The more consequential query is what happens next. OpenAI has decided it’s comfortable operating right within the messy heart of combat, just because the US escalates its strikes against Iran (with AI playing a bigger role in that than ever before). So where exactly could OpenAI’s tech show up on this fight? And which applications will its customers (and employees) tolerate?

Targets and strikes

Though its Pentagon agreement is in place, it’s unclear when OpenAI’s technology can be ready for classified environments, because it have to be integrated with other tools the military uses (Elon Musk’s xAI, which recently struck its own cope with the Pentagon, is predicted to undergo the identical process with its AI model Grok). But there’s pressure to do that quickly due to controversy across the technology in use to this point: After Anthropic refused to permit its AI for use for “any lawful use,” President Trump ordered the military to stop using it, and Anthropic was designated a supply chain risk by the Pentagon. (Anthropic is fighting the designation in court.)

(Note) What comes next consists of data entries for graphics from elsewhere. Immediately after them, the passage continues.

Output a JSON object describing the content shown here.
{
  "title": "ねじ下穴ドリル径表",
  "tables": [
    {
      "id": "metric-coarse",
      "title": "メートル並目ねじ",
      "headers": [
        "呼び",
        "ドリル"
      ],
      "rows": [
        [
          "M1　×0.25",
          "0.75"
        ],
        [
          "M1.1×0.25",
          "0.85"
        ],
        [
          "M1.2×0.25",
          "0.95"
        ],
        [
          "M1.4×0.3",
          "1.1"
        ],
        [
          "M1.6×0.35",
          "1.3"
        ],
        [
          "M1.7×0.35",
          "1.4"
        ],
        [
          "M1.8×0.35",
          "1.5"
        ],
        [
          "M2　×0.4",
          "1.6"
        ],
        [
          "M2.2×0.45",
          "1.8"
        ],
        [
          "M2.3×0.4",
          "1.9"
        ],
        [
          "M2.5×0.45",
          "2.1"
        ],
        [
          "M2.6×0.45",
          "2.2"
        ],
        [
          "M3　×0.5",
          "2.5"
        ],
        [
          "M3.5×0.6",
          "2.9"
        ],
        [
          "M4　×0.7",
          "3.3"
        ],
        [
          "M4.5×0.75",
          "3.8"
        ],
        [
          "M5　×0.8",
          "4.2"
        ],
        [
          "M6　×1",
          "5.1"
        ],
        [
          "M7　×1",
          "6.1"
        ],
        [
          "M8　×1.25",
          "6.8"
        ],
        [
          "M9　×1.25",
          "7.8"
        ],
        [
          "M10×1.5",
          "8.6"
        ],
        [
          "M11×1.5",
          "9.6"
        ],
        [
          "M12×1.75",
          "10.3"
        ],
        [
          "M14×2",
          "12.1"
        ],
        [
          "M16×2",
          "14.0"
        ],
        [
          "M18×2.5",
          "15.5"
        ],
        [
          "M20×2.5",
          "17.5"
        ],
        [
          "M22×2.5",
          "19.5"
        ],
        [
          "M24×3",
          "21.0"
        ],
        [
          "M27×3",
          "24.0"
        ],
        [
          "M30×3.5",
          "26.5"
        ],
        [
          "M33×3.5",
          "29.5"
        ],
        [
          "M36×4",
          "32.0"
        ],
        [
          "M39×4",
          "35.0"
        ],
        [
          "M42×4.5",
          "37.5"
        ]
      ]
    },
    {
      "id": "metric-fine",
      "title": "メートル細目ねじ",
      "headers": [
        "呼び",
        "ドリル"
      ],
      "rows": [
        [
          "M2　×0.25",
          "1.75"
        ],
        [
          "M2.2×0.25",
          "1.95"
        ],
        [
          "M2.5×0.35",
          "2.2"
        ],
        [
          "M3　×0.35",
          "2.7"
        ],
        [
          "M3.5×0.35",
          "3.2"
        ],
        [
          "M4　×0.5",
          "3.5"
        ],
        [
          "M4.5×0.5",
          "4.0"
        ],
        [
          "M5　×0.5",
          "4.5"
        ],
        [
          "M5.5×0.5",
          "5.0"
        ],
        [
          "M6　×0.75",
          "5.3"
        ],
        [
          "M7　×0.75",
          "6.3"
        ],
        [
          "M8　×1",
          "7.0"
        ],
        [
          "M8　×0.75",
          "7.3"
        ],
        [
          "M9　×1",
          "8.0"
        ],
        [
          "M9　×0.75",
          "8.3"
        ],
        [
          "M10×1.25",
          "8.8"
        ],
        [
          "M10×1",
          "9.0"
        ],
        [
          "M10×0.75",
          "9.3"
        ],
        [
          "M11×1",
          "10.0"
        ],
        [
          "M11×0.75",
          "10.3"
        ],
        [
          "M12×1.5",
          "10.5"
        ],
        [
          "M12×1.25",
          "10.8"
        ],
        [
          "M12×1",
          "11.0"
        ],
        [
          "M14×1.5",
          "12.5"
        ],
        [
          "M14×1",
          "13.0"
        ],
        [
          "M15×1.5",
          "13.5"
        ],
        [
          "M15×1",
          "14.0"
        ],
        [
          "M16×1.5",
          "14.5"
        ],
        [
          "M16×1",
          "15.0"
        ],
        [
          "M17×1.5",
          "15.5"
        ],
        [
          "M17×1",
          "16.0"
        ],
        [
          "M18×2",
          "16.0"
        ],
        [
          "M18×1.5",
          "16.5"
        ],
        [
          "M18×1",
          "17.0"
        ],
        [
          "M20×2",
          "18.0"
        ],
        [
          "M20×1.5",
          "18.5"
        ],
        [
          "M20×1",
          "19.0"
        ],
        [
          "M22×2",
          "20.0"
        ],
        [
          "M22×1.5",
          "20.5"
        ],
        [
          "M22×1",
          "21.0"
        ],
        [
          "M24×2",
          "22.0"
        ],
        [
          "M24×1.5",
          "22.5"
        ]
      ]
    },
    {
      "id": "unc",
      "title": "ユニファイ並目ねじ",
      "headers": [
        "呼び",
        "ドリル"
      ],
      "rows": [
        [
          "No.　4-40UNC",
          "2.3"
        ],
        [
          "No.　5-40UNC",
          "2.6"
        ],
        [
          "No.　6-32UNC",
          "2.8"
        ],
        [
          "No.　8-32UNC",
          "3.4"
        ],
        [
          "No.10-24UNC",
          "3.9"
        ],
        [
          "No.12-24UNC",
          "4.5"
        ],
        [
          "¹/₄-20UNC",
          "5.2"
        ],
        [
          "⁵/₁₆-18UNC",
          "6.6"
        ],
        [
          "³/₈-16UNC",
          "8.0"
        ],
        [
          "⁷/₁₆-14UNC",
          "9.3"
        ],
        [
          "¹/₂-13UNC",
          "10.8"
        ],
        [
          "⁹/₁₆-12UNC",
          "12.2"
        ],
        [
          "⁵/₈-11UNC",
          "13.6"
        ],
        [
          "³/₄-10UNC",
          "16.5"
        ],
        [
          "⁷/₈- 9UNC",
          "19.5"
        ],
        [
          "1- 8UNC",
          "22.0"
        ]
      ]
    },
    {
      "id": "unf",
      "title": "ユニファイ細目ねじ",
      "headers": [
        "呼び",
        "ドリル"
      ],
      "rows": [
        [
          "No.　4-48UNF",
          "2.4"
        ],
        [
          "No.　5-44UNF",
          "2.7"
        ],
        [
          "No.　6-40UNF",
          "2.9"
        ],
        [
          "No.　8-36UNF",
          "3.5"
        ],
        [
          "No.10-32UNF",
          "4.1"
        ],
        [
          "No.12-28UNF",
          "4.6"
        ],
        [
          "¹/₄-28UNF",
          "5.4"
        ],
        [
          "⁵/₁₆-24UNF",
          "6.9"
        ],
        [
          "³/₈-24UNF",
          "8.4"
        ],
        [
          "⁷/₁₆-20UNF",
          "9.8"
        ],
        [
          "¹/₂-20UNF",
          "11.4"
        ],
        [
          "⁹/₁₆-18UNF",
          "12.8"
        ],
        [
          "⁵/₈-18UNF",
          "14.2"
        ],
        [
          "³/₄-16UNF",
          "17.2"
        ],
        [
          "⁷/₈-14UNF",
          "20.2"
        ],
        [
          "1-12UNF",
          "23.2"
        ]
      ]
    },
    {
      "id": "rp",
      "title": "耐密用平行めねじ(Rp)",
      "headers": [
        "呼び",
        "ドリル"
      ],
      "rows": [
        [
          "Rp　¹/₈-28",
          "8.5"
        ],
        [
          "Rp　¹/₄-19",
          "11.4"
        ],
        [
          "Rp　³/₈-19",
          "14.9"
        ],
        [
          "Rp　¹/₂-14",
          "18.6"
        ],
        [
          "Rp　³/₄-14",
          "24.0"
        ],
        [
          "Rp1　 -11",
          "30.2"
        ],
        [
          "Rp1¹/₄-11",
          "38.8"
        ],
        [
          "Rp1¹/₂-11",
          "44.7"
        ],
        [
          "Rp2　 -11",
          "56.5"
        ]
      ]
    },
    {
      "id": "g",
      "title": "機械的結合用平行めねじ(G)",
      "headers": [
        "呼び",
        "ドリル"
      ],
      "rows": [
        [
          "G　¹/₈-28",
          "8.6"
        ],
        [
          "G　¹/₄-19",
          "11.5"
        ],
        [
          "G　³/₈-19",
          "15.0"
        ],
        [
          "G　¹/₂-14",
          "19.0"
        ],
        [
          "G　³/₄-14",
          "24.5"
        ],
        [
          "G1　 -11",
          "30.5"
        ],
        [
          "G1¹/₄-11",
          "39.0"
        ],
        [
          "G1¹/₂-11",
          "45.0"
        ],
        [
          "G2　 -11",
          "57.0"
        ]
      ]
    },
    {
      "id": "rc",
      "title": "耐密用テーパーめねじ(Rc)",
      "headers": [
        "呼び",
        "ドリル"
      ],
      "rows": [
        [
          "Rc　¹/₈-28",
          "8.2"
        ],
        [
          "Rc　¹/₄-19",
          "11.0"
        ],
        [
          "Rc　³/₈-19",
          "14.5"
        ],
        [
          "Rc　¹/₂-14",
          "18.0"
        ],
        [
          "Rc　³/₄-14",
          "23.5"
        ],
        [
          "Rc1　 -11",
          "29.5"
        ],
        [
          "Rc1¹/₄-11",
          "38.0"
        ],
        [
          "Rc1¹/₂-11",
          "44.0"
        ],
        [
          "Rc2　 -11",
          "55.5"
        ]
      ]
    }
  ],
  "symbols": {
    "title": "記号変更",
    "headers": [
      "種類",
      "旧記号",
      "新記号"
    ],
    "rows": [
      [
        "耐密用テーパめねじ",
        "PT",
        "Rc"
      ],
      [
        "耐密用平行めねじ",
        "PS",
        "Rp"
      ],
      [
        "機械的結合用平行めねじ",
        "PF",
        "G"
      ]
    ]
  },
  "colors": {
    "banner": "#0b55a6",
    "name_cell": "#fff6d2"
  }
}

If the Iran conflict continues to be underway by the point OpenAI’s tech is within the system, what could or not it’s used for? A recent conversation I had with a defense official suggests it’d look something like this: A human analyst could put an inventory of potential targets into the AI model and ask it to investigate the data and prioritize which to strike first. The model could account for logistics information, like where particular planes or supplies are situated. It could analyze a lot of different inputs in the shape of text, image, and video. 

A human would then be answerable for manually checking these outputs, the official said. But that raises an obvious query: If an individual is really double-checking AI’s outputs, how is it speeding up targeting and strike decisions?

For years the military has been using one other AI system, called Maven, which may handle things like routinely analyzing drone footage to discover possible targets. It’s likely that OpenAI’s models, like Anthropic’s Claude, will offer a conversational interface on top of that, allowing users to ask for interpretations of intelligence and suggestions for which targets to strike first. 

It’s hard to overstate how recent that is: AI has long done evaluation for the military, drawing insights out of oceans of information. But using generative AI’s advice about which actions to absorb the sector is being tested in earnest for the primary time in Iran.

Drone defense

At the top of 2024, OpenAI announced a partnership with Anduril, which makes each drones and counter-drone technologies for the military. The agreement said OpenAI would work with Anduril to do time-sensitive evaluation of drones attacking US forces and help take them down. An OpenAI spokesperson told me on the time that this didn’t violate the corporate’s policies, which prohibited “systems designed to harm others,” since the technology was getting used to focus on drones and never people.